A series of diagnostic tests must be completed to fully establish an ALS diagnosis,
as there is no one test to fully determine. A comprehensive battery of tests
normally include the following:
Electromyography (EMG) and nerve conduction velocity (NCV)
Blood and urine samples
Myelogram of cervical spine
Muscle and/or nerve biopsy
Full Neurological work-up
How is ALS Treated?
To date, no cure has been found. However, the first drug, riluzole, has been
approved by the Food and Drug Administration for treatment. Clinical trials show
that riluzole prolongs survival for several months, and offers hope that the
progression of ALS may one day be slowed by new medications.
Physicians can prescribe medications to assist with several of the symptoms,
including easing muscle cramps, reducing excess saliva, reducing fatigue, and
other prescriptions to help with depression, sleep and constipation.
Physical and speech therapy can also aid patients’ independence, while
low aerobic exercise such as walking, stationary bicycling and swimming can strengthen
muscles not currently affected.
Although there is not yet a cure for ALS, one of the most successful treatment
is a comprehensive clinic specifically designed for ALS patients and their families.
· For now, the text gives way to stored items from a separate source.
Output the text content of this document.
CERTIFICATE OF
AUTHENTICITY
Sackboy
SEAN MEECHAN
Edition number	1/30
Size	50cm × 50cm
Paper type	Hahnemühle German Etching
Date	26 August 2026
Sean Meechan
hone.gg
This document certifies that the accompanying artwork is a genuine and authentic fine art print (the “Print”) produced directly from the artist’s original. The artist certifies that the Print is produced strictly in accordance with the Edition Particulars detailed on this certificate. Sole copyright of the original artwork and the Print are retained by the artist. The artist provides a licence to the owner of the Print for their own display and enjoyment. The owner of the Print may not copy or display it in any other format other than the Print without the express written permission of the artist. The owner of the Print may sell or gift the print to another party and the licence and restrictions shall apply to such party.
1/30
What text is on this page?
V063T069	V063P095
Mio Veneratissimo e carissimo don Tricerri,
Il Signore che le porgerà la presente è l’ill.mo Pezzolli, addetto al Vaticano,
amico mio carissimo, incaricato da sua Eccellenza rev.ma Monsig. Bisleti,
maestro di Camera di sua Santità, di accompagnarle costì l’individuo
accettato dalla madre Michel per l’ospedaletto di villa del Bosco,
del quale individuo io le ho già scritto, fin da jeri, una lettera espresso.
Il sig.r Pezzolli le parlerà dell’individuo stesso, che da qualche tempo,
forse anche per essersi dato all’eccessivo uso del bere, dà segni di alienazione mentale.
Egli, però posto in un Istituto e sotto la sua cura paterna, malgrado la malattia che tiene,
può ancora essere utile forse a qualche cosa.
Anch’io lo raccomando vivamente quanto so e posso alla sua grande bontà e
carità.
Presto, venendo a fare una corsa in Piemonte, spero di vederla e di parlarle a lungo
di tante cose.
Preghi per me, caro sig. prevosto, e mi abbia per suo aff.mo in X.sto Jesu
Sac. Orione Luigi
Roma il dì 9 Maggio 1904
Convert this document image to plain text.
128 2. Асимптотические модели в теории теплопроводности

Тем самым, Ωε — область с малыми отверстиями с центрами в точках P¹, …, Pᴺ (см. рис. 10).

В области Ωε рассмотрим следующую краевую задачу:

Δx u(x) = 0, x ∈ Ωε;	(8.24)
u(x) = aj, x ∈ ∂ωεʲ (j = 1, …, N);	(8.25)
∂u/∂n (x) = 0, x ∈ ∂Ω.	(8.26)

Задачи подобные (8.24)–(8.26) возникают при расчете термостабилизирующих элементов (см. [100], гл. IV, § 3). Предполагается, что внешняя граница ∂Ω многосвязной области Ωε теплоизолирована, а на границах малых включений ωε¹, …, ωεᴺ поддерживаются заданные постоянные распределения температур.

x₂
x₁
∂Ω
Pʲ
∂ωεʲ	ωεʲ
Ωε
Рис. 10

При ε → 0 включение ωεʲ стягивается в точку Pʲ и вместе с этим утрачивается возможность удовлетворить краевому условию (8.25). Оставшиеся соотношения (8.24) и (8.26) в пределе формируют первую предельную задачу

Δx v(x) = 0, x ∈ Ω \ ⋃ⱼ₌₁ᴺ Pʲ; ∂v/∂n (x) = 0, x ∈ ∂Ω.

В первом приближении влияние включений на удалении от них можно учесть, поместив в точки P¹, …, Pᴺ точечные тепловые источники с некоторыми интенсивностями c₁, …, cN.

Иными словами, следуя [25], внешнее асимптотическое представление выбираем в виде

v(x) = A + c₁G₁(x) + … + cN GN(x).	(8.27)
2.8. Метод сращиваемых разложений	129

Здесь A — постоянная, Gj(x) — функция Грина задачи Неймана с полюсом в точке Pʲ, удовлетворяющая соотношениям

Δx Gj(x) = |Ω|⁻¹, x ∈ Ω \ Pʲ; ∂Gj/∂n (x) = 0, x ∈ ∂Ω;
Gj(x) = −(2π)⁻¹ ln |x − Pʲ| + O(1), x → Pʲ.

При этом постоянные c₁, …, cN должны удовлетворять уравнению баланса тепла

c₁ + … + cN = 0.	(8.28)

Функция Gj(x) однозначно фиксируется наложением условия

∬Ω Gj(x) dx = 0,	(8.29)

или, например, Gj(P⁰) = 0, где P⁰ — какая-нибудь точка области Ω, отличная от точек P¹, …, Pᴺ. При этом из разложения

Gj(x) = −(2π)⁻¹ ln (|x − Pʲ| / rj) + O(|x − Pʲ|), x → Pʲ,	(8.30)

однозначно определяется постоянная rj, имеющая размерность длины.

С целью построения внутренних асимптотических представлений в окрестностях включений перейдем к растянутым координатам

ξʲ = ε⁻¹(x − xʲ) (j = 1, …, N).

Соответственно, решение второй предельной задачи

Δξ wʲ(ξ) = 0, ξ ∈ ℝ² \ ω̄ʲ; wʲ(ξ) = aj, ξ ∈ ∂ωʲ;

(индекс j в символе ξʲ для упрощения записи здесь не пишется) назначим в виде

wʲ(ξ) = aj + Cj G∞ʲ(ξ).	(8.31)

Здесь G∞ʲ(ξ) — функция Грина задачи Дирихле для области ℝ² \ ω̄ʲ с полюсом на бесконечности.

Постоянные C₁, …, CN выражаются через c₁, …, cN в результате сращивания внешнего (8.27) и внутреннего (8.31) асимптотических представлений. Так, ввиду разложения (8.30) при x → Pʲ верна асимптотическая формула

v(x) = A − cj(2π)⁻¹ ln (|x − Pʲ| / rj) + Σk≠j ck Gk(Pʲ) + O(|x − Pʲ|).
Fortunately, now such a clinic is operational in eastern North Carolina. The
ALS Clinic is a working partnership between East Carolina Neurology, Pitt County
Memorial Hospital, Duke University Medical Center, and the Jim "Catfish" Hunter
Chapter of the ALS Association. The clinic is held one day each month at the
Regional Rehabilitation Outpatient Center of Pitt County Memorial Hospital. It
is staffed by neurologists, Dr. Robert Frere of East Carolina Neurology and Dr.
Richard Bedlack of Duke University Medical Center. Additionally, ancillary staff
from Pitt County Memorial Hospital including physical therapists, occupational
therapists, social workers, dieticians, respiratory therapists, and others complement
the clinic staff. For more information or to schedule an appointment at the Clinic
please call East Carolina Neurology (252) 752-4848.
There are many internet resources available for more detailed education on
ALS. Among those are our local chapter, named after Jim “Catfish” Hunter,
a Hertford, NC native and former World Series Champion and Hall of Famer who
died from the disease in 1999.
This chapter offers many services including respite care grants, transportation
grants, three durable medical equipment loan closets and a series of ALS specific
support groups throughout North Carolina.